Una madre encuentra el bolso de su hija desaparecida. Descubre dónde buscarlo.

Una madre encuentra el bolso de su hija desaparecida. Descubre dónde buscarlo.

Mientras contemplaba la cama vacía de mi hija en su habitación, el pulso se me aceleraba. Mi preciosa hija de trece años, Amber, había desaparecido hacía una semana.

Tenía el pelo rubio y pecas. Como madre, fue lo más difícil que había vivido. Cada segundo sin ella era una agonía de la que no podía escapar, y cada momento parecía eterno.

Los días transcurrían lentamente, con la esperanza de que volviera a mí en la siguiente llamada o llamada a la puerta.

Amber no era de las que se escapan. Eso dicen todos los padres, lo sé, pero es cierto. Sentí una fuerte conexión y un vínculo íntimo con Amber.

Era una niña feliz y bien educada que siempre me enorgullecía. Era impensable que se marchara sin decir nada.

Mi preocupación se intensificó, carcomiéndome el corazón cada día que pasaba sin rastro de ella. No me cabía duda de que había sufrido un suceso terrible.
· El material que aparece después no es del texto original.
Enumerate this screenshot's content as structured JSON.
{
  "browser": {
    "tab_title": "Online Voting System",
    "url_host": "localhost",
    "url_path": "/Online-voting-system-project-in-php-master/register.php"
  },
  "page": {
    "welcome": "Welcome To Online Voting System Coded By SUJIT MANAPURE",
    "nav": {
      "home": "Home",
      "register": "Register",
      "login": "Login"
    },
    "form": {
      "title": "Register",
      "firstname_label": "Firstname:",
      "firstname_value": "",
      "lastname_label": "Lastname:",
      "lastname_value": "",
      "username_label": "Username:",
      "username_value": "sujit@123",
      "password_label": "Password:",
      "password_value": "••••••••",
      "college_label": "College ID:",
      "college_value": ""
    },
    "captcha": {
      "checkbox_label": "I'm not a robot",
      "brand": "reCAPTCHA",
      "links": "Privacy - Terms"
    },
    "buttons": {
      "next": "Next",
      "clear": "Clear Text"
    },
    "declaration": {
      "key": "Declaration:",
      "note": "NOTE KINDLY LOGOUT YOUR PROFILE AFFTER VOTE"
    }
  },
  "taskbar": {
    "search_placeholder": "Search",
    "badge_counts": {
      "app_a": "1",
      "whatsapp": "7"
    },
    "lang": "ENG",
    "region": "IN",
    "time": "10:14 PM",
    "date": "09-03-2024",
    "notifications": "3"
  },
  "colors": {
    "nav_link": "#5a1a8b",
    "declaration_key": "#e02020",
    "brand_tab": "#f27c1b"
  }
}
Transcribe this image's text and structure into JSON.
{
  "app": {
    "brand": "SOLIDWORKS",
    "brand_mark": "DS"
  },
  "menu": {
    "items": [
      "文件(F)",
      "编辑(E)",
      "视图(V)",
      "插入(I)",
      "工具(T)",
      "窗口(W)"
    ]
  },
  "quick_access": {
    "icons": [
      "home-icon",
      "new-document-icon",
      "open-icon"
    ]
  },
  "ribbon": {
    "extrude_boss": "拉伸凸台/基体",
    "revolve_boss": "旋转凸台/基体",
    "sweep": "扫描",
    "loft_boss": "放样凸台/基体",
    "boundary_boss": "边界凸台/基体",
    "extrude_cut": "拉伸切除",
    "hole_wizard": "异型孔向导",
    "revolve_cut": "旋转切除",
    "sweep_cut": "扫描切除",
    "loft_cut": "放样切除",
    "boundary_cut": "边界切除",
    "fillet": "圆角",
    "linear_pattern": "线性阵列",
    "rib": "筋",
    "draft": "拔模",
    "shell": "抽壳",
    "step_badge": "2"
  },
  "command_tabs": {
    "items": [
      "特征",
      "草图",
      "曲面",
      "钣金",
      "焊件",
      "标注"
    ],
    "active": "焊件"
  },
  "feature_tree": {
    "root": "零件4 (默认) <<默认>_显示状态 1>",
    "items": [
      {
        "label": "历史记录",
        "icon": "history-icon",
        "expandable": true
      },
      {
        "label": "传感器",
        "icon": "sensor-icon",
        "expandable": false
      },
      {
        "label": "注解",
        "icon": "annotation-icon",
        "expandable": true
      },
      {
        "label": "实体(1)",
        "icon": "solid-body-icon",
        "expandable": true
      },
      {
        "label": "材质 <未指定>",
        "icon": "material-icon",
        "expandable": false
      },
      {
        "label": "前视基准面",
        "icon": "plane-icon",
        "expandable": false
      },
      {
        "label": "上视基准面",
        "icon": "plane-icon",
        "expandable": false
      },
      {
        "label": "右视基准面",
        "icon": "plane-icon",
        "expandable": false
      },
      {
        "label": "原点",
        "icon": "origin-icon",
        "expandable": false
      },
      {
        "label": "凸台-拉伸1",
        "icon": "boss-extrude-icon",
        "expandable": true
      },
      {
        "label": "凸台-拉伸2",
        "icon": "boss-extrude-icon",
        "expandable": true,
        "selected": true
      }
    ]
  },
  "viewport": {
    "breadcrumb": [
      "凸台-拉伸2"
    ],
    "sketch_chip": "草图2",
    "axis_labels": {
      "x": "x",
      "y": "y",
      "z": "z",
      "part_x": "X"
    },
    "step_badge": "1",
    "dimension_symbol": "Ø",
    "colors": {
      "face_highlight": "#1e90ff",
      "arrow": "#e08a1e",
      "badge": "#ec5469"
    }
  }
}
Aunque parecía un esfuerzo infructuoso, la policía cumplió su parte. A pesar de asegurar que estaban haciendo todo lo posible,

sus encogimientos de hombros lastimeros y sus miradas compasivas apenas si aliviaron mi sufrimiento. Estaba completamente perdido, solo y desesperado.

Una noche, mientras lloraba afuera, desesperada y frustrada, vi a una mujer sin hogar revolviendo un contenedor de basura no muy lejos.

Se me paró el corazón al ver lo que se había echado al hombro. ¡La mochila de Amber! Pude identificar el parche de unicornio que se había cosido y supe que era suyo.

Corrí hacia la mujer. «¡Disculpe! ¿Dónde compró esa mochila?», supliqué con voz temblorosa. Me miró confundida y aprensiva. Por favor, dásela a mi hija. Por favor, dámela; le daré todo, hasta el dinero.